Optical coherence tomography (OCTA) is a functional extension of structural SDOCT where motion contrast is detected with repeated B-scans in order to produce high contrast and well- defined images of retinal capillary plexuses and the choriocapillaris microvasculature [46, 47]. However, given that the choriocapillaris is thin, possible errors in segmentation can result in the segmented region missing the choriocapillaris. Furthermore, flow in the deeper layers of the choroid cannot be detected mainly because of scattering by the pigment in the RPE and projection artefacts on deeper choroidal layers due to the blood flow in the choriocapillaris. Advances in imaging technology using swept source OCT seem to offer better visualization of the deeper choroid as there is less sensitivity loss with depth, although larger vessels are not clearly visible unless there are atrophic phenomenon of the RPE and choriocapillaris [48, 49]. It must be considered, however, that although choroidal structure is predominantly vascular, it is also composed of a connective structure, nerves, melanocytes, and extracellular fluid. OCTA provides visualization of the vascular component whereas CVI enables to evaluate both the vascular lumen area and stromal component of the choroid.

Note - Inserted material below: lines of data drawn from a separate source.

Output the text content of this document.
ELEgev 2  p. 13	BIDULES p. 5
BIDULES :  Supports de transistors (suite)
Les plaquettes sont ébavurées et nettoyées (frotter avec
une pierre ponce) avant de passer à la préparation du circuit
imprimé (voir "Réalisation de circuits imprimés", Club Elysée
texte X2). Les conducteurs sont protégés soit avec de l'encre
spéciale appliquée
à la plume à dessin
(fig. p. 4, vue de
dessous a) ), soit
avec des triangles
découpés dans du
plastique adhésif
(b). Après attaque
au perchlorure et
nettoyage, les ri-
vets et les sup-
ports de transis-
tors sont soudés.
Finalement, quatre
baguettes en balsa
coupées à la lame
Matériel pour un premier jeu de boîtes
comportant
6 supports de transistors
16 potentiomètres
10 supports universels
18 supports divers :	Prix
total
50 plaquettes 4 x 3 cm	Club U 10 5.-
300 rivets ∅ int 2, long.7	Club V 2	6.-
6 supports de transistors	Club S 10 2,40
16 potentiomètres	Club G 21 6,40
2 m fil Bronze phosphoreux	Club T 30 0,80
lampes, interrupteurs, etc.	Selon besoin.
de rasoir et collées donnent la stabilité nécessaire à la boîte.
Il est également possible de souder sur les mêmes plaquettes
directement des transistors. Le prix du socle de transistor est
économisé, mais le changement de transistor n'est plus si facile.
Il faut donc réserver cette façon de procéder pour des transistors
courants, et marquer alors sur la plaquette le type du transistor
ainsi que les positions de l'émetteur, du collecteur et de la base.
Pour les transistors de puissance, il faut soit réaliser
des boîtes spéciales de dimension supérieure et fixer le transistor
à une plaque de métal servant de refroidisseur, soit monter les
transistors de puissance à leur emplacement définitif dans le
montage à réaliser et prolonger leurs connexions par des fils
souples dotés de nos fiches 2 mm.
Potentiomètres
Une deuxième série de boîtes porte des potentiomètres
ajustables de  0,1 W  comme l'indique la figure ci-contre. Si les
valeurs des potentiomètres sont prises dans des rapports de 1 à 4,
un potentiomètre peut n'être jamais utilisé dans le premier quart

In conclusion, we found that in early AMD the CVI in patients with pure phenotypes of SDD or CD was reduced with respect to controls, and CVI was significantly reduced in SDD with respect to CD eyes. Our results are comparable to the studies with recruitment criteria similar to our investigation that eyes with SDD have more pronounced choroidal vascular alterations. SDD is a biomarker of AMD progression and this work suggests that the mechanism for this is via reduction of the CVI. Further studies on larger patient populations are warranted to corroborate this hypothesis.

Summary table

What was known before

  • Subretinal drusenoid deposits are correlated to choroidal thinning and progression to advanced age-related macular degeneration

  • Choroidal vascularity index is a sensitive parameter to detect choroidal alterations in age-related macular degeneration as it does not undergo variations with changes in mean choroidal thickness and aging

  • Results on choroidal vascularity index in age-related macular degeneration and the presence of subretinal drusenoid deposits are contrasting mainly owing to the inclusion of mixed phenotypes rather than cohorts of patients with pure deposits.

What this study adds

  • In early age-related macular degeneration choroidal vascularity index is reduced with a significant reduction in eyes with subretinal drusenoid deposits alone with respect to eyes with conventional drusen alone

  • Subretinal drusenoid deposits are a biomarker of age-related macular degeneration progression and the mechanism for this could be via reduction of the choroidal vascularity index.